Solvants


Acétone - Ether - Toluène - Trichloréthylène

Pharmacologie


Substances aux propriétés sédatives dont les mécanismes pharmacologiques restent inconnus.

 

Potentiel de dépendance


Dépendance psychique forte.

Syndrome de sevrage : céphalées, fatigue, perte d'appétit, nausées, vomissements, tremblements, crampes, hallucinations, delirium tremens.
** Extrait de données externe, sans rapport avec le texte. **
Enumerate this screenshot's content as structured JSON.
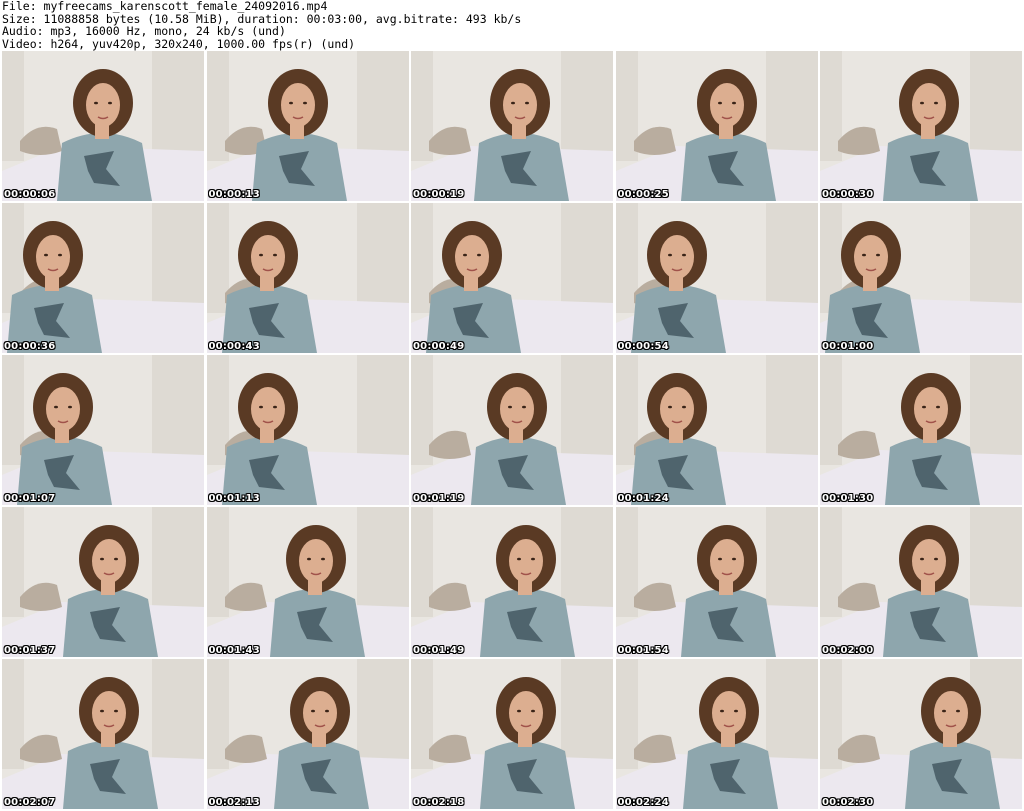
{
  "header": {
    "file_line": "File: myfreecams_karenscott_female_24092016.mp4",
    "size_line": "Size: 11088858 bytes (10.58 MiB), duration: 00:03:00, avg.bitrate: 493 kb/s",
    "audio_line": "Audio: mp3, 16000 Hz, mono, 24 kb/s (und)",
    "video_line": "Video: h264, yuv420p, 320x240, 1000.00 fps(r) (und)"
  },
  "thumbnails": [
    {
      "timestamp": "00:00:06"
    },
    {
      "timestamp": "00:00:13"
    },
    {
      "timestamp": "00:00:19"
    },
    {
      "timestamp": "00:00:25"
    },
    {
      "timestamp": "00:00:30"
    },
    {
      "timestamp": "00:00:36"
    },
    {
      "timestamp": "00:00:43"
    },
    {
      "timestamp": "00:00:49"
    },
    {
      "timestamp": "00:00:54"
    },
    {
      "timestamp": "00:01:00"
    },
    {
      "timestamp": "00:01:07"
    },
    {
      "timestamp": "00:01:13"
    },
    {
      "timestamp": "00:01:19"
    },
    {
      "timestamp": "00:01:24"
    },
    {
      "timestamp": "00:01:30"
    },
    {
      "timestamp": "00:01:37"
    },
    {
      "timestamp": "00:01:43"
    },
    {
      "timestamp": "00:01:49"
    },
    {
      "timestamp": "00:01:54"
    },
    {
      "timestamp": "00:02:00"
    },
    {
      "timestamp": "00:02:07"
    },
    {
      "timestamp": "00:02:13"
    },
    {
      "timestamp": "00:02:18"
    },
    {
      "timestamp": "00:02:24"
    },
    {
      "timestamp": "00:02:30"
    }
  ],
  "colors": {
    "wall": "#e9e6e1",
    "wall_panel": "#dedad3",
    "bed": "#ece8ef",
    "pillow": "#b9ad9f",
    "shirt": "#8ea6ad",
    "shirt_print": "#4f646d",
    "hair": "#5a3a24",
    "skin": "#dcae90"
  }
}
Tolérance de développement rapide.

 

Signes d'imprégnation


Voir critères d'intoxication du DSM IV.

Odeur du sujet ou de ses vêtements.

Irritation oculaire, larmoiements.

Irritation nasale et péribuccale.

Sinusite chronique, épistaxis fréquentes.

Céphalées chroniques.

Reniflement régulier des manches ou du col des vêtements.

 

Risques


Immédiats

Asphyxie, dépression respiratoire.

Arythmie cardiaque.

Oedème cérébral, convulsions, troubles de la coordination.

Le toluène peut donner des nausées, des vomissements, une acidose liée à la formation d'un métabolite l'acide benzoïque.

 

Liés à une utilisation chronique

Toux chronique.

Perte de poids.

Lésions neurologiques irréversibles : démence, rigidité musculaire, tremblements, surdité, neuropathie.

Intoxication par le plomb qui parfois est un contaminant des certains solvants.

Atteintes hépatiques et rénales.

Parfois hypertension artérielle.

 

Grossesse


Syndrome de sevrage chez le nouveau-né : pleurs excessifs, insomnie, tremblements, hypotonie, troubles de l'alimentation, reflexe de Moro marqué, qui se manifeste en général dans les premières 24 heures de vie, et de durée moyenne de 6 jours, et pour lequel le phénobarbital, selon certains auteurs, semblerait efficace.

 

Effets recherchés


Cuite éclair : excitation et réduction des inhibitions temporaires, puis ivresse, étourdissement, vertiges.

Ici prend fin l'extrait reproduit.